Our sensory system evaluates every physical setting we inhabit, however briefly. Our neural computations do not present us with a quantitative answer, of course, but instead we get an unmistakable feeling in our body reacting to hormones and nerve signals. The human perceptive system is exquisitely designed to detect variations in the quality of our surroundings. We adapt our behavior accordingly. A spatial configuration, translated subconsciously but very rapidly into an intuitive assessment of where we are, can be evaluated only in person, directly, using one’s senses — all of them. That is why, ultimately, our perceptual system is the only qualified and dependable judge of where we are and whether it is good for us. Such judgments cannot easily be made from pictures, architectural drawings, intellectual arguments, or others’ opinions.

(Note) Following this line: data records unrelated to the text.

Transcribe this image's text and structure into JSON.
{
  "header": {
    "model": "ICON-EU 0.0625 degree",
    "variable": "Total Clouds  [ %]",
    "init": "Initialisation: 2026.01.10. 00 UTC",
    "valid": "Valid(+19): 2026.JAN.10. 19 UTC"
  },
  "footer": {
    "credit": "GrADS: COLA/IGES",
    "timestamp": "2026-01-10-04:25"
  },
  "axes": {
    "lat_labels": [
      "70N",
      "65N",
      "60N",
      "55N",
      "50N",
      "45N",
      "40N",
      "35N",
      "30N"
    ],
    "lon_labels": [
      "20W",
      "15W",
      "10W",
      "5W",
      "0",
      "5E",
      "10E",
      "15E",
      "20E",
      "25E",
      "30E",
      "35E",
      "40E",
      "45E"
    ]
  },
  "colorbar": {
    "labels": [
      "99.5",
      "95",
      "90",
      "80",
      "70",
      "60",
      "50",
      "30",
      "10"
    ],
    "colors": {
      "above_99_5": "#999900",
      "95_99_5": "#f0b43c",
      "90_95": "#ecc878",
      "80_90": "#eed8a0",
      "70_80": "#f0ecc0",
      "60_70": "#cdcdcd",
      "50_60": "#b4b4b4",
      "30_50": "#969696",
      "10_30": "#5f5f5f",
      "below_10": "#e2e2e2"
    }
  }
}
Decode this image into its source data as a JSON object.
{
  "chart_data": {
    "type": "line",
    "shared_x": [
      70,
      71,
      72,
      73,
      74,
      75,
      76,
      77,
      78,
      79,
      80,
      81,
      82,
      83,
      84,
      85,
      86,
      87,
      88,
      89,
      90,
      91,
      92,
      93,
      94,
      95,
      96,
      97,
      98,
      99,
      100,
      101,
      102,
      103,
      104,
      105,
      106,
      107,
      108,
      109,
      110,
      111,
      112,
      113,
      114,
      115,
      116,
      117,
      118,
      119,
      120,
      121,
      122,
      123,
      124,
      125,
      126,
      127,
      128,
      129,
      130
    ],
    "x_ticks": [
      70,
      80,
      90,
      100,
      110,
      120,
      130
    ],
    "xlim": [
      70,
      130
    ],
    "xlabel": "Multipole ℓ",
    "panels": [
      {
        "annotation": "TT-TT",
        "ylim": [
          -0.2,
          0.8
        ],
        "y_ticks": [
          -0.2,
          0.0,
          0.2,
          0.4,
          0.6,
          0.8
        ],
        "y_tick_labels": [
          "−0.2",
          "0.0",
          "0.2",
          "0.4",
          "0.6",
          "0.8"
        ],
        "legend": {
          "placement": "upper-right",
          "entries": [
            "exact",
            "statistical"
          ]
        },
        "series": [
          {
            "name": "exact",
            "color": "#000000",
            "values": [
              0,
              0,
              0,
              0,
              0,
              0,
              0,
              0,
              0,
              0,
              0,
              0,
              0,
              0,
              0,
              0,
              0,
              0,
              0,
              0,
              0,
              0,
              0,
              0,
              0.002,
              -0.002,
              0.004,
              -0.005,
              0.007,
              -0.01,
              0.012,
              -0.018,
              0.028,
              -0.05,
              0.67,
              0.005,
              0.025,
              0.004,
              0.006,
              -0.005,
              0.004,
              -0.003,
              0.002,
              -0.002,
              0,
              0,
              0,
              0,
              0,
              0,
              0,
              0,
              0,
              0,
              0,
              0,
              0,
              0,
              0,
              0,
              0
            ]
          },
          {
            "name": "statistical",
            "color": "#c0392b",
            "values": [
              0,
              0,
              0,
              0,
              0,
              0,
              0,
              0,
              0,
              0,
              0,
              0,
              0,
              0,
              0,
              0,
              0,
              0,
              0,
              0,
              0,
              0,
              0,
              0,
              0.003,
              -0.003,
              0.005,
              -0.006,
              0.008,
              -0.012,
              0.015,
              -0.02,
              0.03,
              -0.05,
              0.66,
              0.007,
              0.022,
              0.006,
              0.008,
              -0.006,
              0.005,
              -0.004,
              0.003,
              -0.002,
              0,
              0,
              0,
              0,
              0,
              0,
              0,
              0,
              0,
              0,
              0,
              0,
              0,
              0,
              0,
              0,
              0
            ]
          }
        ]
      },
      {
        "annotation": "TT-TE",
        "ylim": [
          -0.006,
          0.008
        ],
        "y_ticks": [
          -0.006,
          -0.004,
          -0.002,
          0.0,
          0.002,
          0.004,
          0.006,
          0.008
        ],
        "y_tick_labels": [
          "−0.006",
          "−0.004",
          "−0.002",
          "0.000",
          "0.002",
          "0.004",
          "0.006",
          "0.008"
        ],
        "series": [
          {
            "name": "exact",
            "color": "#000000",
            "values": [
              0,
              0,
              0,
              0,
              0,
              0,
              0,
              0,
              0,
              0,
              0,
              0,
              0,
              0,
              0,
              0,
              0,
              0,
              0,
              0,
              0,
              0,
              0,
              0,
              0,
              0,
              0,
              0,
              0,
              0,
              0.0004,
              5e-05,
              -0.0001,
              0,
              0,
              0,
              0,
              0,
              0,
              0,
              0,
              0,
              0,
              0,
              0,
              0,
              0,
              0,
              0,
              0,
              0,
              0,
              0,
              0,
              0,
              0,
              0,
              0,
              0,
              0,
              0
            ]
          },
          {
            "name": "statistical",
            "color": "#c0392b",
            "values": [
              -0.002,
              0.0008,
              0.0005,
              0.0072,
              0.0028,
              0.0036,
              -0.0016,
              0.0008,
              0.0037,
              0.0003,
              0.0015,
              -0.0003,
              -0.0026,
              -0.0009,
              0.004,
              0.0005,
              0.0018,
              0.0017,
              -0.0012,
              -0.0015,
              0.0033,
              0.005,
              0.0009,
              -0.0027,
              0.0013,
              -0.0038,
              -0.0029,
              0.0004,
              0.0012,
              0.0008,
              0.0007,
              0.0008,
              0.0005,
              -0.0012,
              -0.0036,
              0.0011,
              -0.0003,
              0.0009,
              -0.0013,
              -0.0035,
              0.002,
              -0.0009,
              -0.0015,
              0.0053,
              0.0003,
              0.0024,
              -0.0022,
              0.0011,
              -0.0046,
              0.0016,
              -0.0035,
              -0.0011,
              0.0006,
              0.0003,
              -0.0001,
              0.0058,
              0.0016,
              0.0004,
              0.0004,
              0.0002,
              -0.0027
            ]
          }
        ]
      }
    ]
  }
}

We have been taught to think of space as fixed and static, whereas human movement and life always generate a dynamic interaction with our environment as we move through it. Life couples us to the structures we inhabit, our perception engaging an information field that shifts continuously as we move. Dynamic interaction determines the effect that the environment exerts on us as we move about, and these complex signals are static only when we are stationary. Adaptive design takes into account our visceral responses as a result of movement — the dynamic versus the static nature of information, which are entirely different.
Re-connecting humans with their surroundings applies the special geometry of nature to improve mental and physical nourishment. The aim is to lower the stresses on the human body, helping its built-in defenses to fight illness and to promote healing. This is how biophilia works.
One of the opportunities of urban design and architecture is that, through the design of form, space and materiality, it can order our relationships with each other and our environment by creating interactive settings for life. It can do this in such a way as to provide opportunities to improve our sense of well-being, enrich our lives, make our lives healthier and more pleasurable.